I am just installed fresh debian 11.1 (bullseye) with lxc 4.0.6 and find out i can’t start any container. I mean, i can ofc, but it will not work at all. Let’s see:
# DOWNLOAD_KEYSERVER="pgp.mit.edu" lxc-create -t download -n c7-1 -B loop --fssize 3G --fstype ext4 -- -d centos -r 7 -a amd64
btw the default download server don’t work too.
# cat /var/lib/lxc/c7-1/config
# Template used to create this container: /usr/share/lxc/templates/lxc-download
# Parameters passed to the template: -d centos -r 7 -a amd64
# For additional config options, please look at lxc.container.conf(5)
# Uncomment the following line to support nesting containers:
#lxc.include = /usr/share/lxc/config/nesting.conf
# (Be aware this has security implications)
# Distribution configuration
lxc.include = /usr/share/lxc/config/centos.common.conf
lxc.arch = x86_64
# Apparmor section
lxc.apparmor.profile = generated
lxc.apparmor.allow_nesting = 0
lxc.apparmor.raw = deny mount -> /proc/,
lxc.apparmor.raw = deny mount -> /sys/,
# Container specific configuration
lxc.rootfs.path = loop:/var/lib/lxc/c7-1/rootdev
lxc.uts.name = c7-1
# Network configuration
lxc.net.0.type = veth
lxc.net.0.link = lxcbr0
lxc.net.0.flags = up
# lxc-start c7-1 -F
Failed to mount cgroup at /sys/fs/cgroup/systemd: Operation not permitted
systemd 219 running in system mode. (+PAM +AUDIT +SELINUX +IMA -APPARMOR +SMACK +SYSVINIT +UTMP +LIBCRYPTSETUP +GCRYPT +GNUTLS +ACL +XZ +LZ4 -SECCOMP +BLKID +ELFUTILS +KMOD +IDN)
Detected virtualization lxc.
Detected architecture x86-64.
Welcome to CentOS Linux 7 (Core)!
Cannot determine cgroup we are running in: No such file or directory
Failed to allocate manager object: No such file or directory
[!!!!!!] Failed to allocate manager object, freezing.

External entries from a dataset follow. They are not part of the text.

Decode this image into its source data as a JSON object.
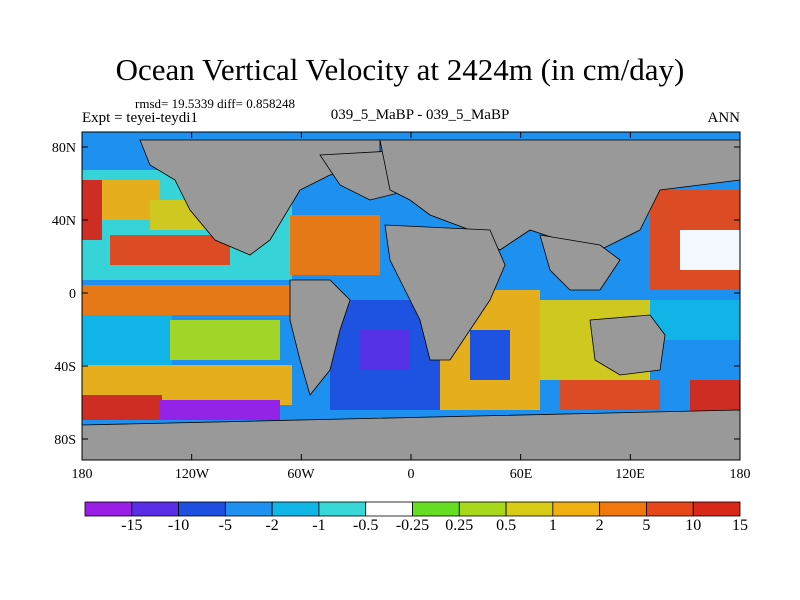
{
  "title": "Ocean Vertical Velocity at 2424m (in cm/day)",
  "stats": "rmsd= 19.5339 diff= 0.858248",
  "experiment": "Expt = teyei-teydi1",
  "center_label": "039_5_MaBP - 039_5_MaBP",
  "season": "ANN",
  "y_ticks": [
    "80N",
    "40N",
    "0",
    "40S",
    "80S"
  ],
  "x_ticks": [
    "180",
    "120W",
    "60W",
    "0",
    "60E",
    "120E",
    "180"
  ],
  "colorbar": {
    "labels": [
      "-15",
      "-10",
      "-5",
      "-2",
      "-1",
      "-0.5",
      "-0.25",
      "0.25",
      "0.5",
      "1",
      "2",
      "5",
      "10",
      "15"
    ],
    "colors": [
      "#9a1ee6",
      "#5a2ee6",
      "#1f4fe0",
      "#1e90f0",
      "#10b6e6",
      "#38d8d8",
      "#ffffff",
      "#66dd22",
      "#a8d81c",
      "#d8cc16",
      "#f0b012",
      "#f0780c",
      "#e6481a",
      "#d8281a"
    ]
  }
}
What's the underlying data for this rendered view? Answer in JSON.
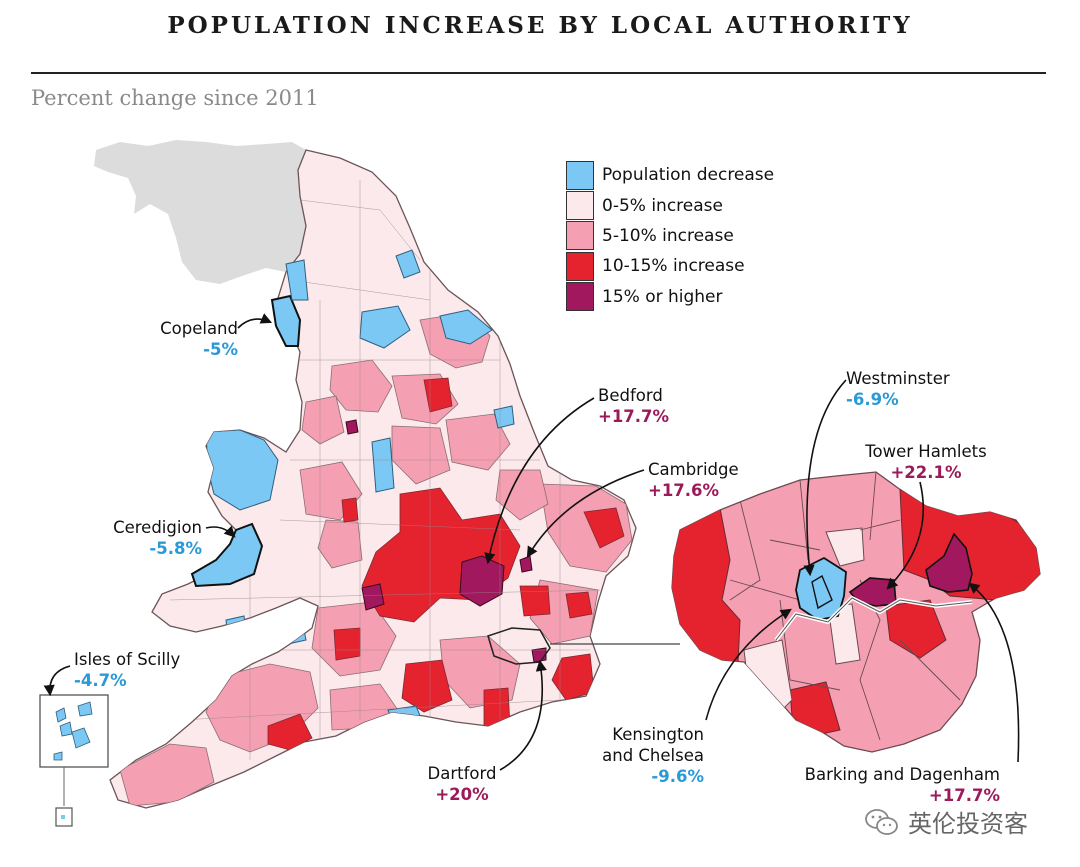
{
  "header": {
    "title": "POPULATION INCREASE BY LOCAL AUTHORITY",
    "subtitle": "Percent change since 2011"
  },
  "colors": {
    "decrease": "#7cc8f4",
    "increase_0_5": "#fbe9ec",
    "increase_5_10": "#f4a0b2",
    "increase_10_15": "#e5232f",
    "increase_15_plus": "#a2185e",
    "scotland_grey": "#dcdcdc",
    "boundary": "#8a6d72"
  },
  "legend": {
    "items": [
      {
        "label": "Population decrease",
        "color": "#7cc8f4"
      },
      {
        "label": "0-5% increase",
        "color": "#fbe9ec"
      },
      {
        "label": "5-10% increase",
        "color": "#f4a0b2"
      },
      {
        "label": "10-15% increase",
        "color": "#e5232f"
      },
      {
        "label": "15% or higher",
        "color": "#a2185e"
      }
    ]
  },
  "annotations": {
    "copeland": {
      "name": "Copeland",
      "value": "-5%",
      "color": "#2a9ad6"
    },
    "ceredigion": {
      "name": "Ceredigion",
      "value": "-5.8%",
      "color": "#2a9ad6"
    },
    "scilly": {
      "name": "Isles of Scilly",
      "value": "-4.7%",
      "color": "#2a9ad6"
    },
    "bedford": {
      "name": "Bedford",
      "value": "+17.7%",
      "color": "#9b1a5a"
    },
    "cambridge": {
      "name": "Cambridge",
      "value": "+17.6%",
      "color": "#9b1a5a"
    },
    "dartford": {
      "name": "Dartford",
      "value": "+20%",
      "color": "#9b1a5a"
    },
    "westminster": {
      "name": "Westminster",
      "value": "-6.9%",
      "color": "#2a9ad6"
    },
    "tower_hamlets": {
      "name": "Tower Hamlets",
      "value": "+22.1%",
      "color": "#9b1a5a"
    },
    "kensington_line1": "Kensington",
    "kensington_line2": "and Chelsea",
    "kensington_value": "-9.6%",
    "barking": {
      "name": "Barking and Dagenham",
      "value": "+17.7%",
      "color": "#9b1a5a"
    }
  },
  "watermark": {
    "text": "英伦投资客"
  }
}
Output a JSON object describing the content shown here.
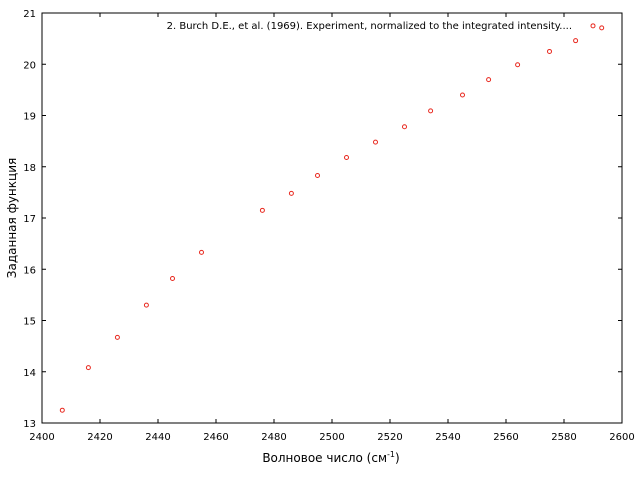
{
  "chart_data": {
    "type": "scatter",
    "xlabel_base": "Волновое число (см",
    "xlabel_sup": "-1",
    "xlabel_end": ")",
    "ylabel": "Заданная функция",
    "xlim": [
      2400,
      2600
    ],
    "ylim": [
      13,
      21
    ],
    "xticks": [
      "2400",
      "2420",
      "2440",
      "2460",
      "2480",
      "2500",
      "2520",
      "2540",
      "2560",
      "2580",
      "2600"
    ],
    "yticks": [
      "13",
      "14",
      "15",
      "16",
      "17",
      "18",
      "19",
      "20",
      "21"
    ],
    "grid": false,
    "legend_position": "top-right",
    "marker_color": "#e8281e",
    "series": [
      {
        "name": "2. Burch D.E., et al. (1969). Experiment, normalized to the integrated intensity....",
        "x": [
          2407,
          2416,
          2426,
          2436,
          2445,
          2455,
          2476,
          2486,
          2495,
          2505,
          2515,
          2525,
          2534,
          2545,
          2554,
          2564,
          2575,
          2584,
          2590,
          2593
        ],
        "y": [
          13.25,
          14.08,
          14.67,
          15.3,
          15.82,
          16.33,
          17.15,
          17.48,
          17.83,
          18.18,
          18.48,
          18.78,
          19.09,
          19.4,
          19.7,
          19.99,
          20.25,
          20.46,
          20.75,
          20.71
        ]
      }
    ]
  }
}
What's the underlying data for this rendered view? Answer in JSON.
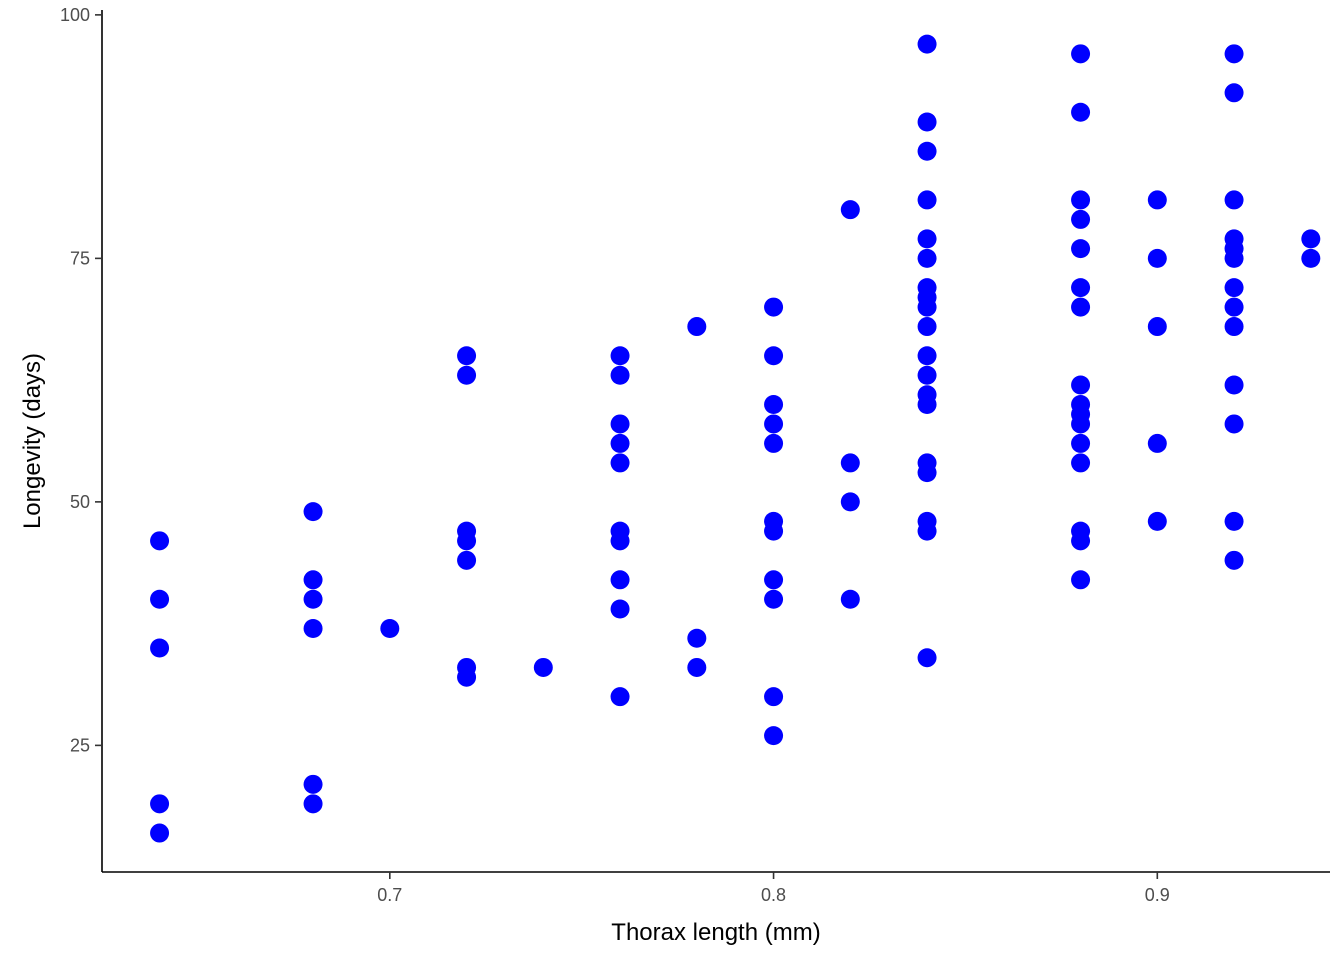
{
  "chart_data": {
    "type": "scatter",
    "xlabel": "Thorax length (mm)",
    "ylabel": "Longevity (days)",
    "xlim": [
      0.625,
      0.945
    ],
    "ylim": [
      12,
      100.5
    ],
    "x_ticks": [
      0.7,
      0.8,
      0.9
    ],
    "x_tick_labels": [
      "0.7",
      "0.8",
      "0.9"
    ],
    "y_ticks": [
      25,
      50,
      75,
      100
    ],
    "y_tick_labels": [
      "25",
      "50",
      "75",
      "100"
    ],
    "grid": false,
    "point_color": "#0000ff",
    "points": [
      [
        0.64,
        46
      ],
      [
        0.64,
        40
      ],
      [
        0.64,
        35
      ],
      [
        0.64,
        19
      ],
      [
        0.64,
        16
      ],
      [
        0.68,
        49
      ],
      [
        0.68,
        42
      ],
      [
        0.68,
        40
      ],
      [
        0.68,
        37
      ],
      [
        0.68,
        21
      ],
      [
        0.68,
        19
      ],
      [
        0.7,
        37
      ],
      [
        0.72,
        65
      ],
      [
        0.72,
        63
      ],
      [
        0.72,
        47
      ],
      [
        0.72,
        46
      ],
      [
        0.72,
        44
      ],
      [
        0.72,
        33
      ],
      [
        0.72,
        32
      ],
      [
        0.74,
        33
      ],
      [
        0.76,
        65
      ],
      [
        0.76,
        63
      ],
      [
        0.76,
        58
      ],
      [
        0.76,
        56
      ],
      [
        0.76,
        54
      ],
      [
        0.76,
        47
      ],
      [
        0.76,
        46
      ],
      [
        0.76,
        42
      ],
      [
        0.76,
        39
      ],
      [
        0.76,
        30
      ],
      [
        0.78,
        68
      ],
      [
        0.78,
        36
      ],
      [
        0.78,
        33
      ],
      [
        0.8,
        70
      ],
      [
        0.8,
        65
      ],
      [
        0.8,
        60
      ],
      [
        0.8,
        58
      ],
      [
        0.8,
        56
      ],
      [
        0.8,
        48
      ],
      [
        0.8,
        47
      ],
      [
        0.8,
        42
      ],
      [
        0.8,
        40
      ],
      [
        0.8,
        30
      ],
      [
        0.8,
        26
      ],
      [
        0.82,
        80
      ],
      [
        0.82,
        54
      ],
      [
        0.82,
        50
      ],
      [
        0.82,
        40
      ],
      [
        0.84,
        97
      ],
      [
        0.84,
        89
      ],
      [
        0.84,
        86
      ],
      [
        0.84,
        81
      ],
      [
        0.84,
        77
      ],
      [
        0.84,
        75
      ],
      [
        0.84,
        72
      ],
      [
        0.84,
        71
      ],
      [
        0.84,
        70
      ],
      [
        0.84,
        68
      ],
      [
        0.84,
        65
      ],
      [
        0.84,
        63
      ],
      [
        0.84,
        61
      ],
      [
        0.84,
        60
      ],
      [
        0.84,
        54
      ],
      [
        0.84,
        53
      ],
      [
        0.84,
        48
      ],
      [
        0.84,
        47
      ],
      [
        0.84,
        34
      ],
      [
        0.88,
        96
      ],
      [
        0.88,
        90
      ],
      [
        0.88,
        81
      ],
      [
        0.88,
        79
      ],
      [
        0.88,
        76
      ],
      [
        0.88,
        72
      ],
      [
        0.88,
        70
      ],
      [
        0.88,
        62
      ],
      [
        0.88,
        60
      ],
      [
        0.88,
        59
      ],
      [
        0.88,
        58
      ],
      [
        0.88,
        56
      ],
      [
        0.88,
        54
      ],
      [
        0.88,
        47
      ],
      [
        0.88,
        46
      ],
      [
        0.88,
        42
      ],
      [
        0.9,
        81
      ],
      [
        0.9,
        75
      ],
      [
        0.9,
        68
      ],
      [
        0.9,
        56
      ],
      [
        0.9,
        48
      ],
      [
        0.92,
        96
      ],
      [
        0.92,
        92
      ],
      [
        0.92,
        81
      ],
      [
        0.92,
        77
      ],
      [
        0.92,
        76
      ],
      [
        0.92,
        75
      ],
      [
        0.92,
        72
      ],
      [
        0.92,
        70
      ],
      [
        0.92,
        68
      ],
      [
        0.92,
        62
      ],
      [
        0.92,
        58
      ],
      [
        0.92,
        48
      ],
      [
        0.92,
        44
      ],
      [
        0.94,
        77
      ],
      [
        0.94,
        75
      ]
    ]
  }
}
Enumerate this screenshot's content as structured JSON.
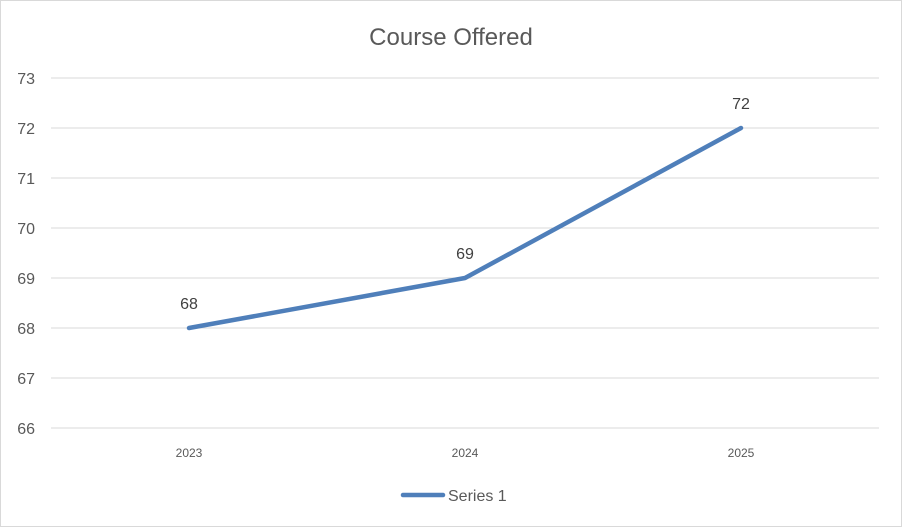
{
  "chart_data": {
    "type": "line",
    "title": "Course Offered",
    "xlabel": "",
    "ylabel": "",
    "categories": [
      "2023",
      "2024",
      "2025"
    ],
    "series": [
      {
        "name": "Series 1",
        "values": [
          68,
          69,
          72
        ],
        "color": "#4f7fba"
      }
    ],
    "ylim": [
      66,
      73
    ],
    "y_ticks": [
      "66",
      "67",
      "68",
      "69",
      "70",
      "71",
      "72",
      "73"
    ],
    "data_labels": [
      "68",
      "69",
      "72"
    ],
    "grid": true,
    "legend_position": "bottom"
  }
}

Yes, ofc i don’t have /sys/fs/cgroup/systemd cuz, as i find out, debian haven’t cgroups v1
# mount | grep cgroup
cgroup2 on /sys/fs/cgroup type cgroup2 (rw,nosuid,nodev,noexec,relatime)
# lxc-checkconfig
...
--- Control groups ---
Cgroups: enabled
Cgroup v1 mount points:
Cgroup v2 mount points:
/sys/fs/cgroup
Cgroup v1 systemd controller: missing
Cgroup v1 freezer controller: missing
Cgroup namespace: required
Cgroup device: enabled
Cgroup sched: enabled
Cgroup cpu account: enabled
Cgroup memory controller: enabled
Cgroup cpuset: enabled
...
So there are 2 ways how to ‘fix’ it:
- Just create what it wants by hands LOL
mkdir -p /sys/fs/cgroup/systemd
mount -t cgroup -o none,name=systemd systemd /sys/fs/cgroup/systemd
chown 100000:100000 -R /sys/fs/cgroup/systemd/
- Turn on cgroups v1, just add
systemd.unified_cgroup_hierarchy=false systemd.legacy_systemd_cgroup_controller=falseto the kernel cmdline.
But i believe these 2 ways are wrong, cuz i want to try cgroups v2 into debian 11, so could you plz answer to me, - is it possible? And if it yes - how to?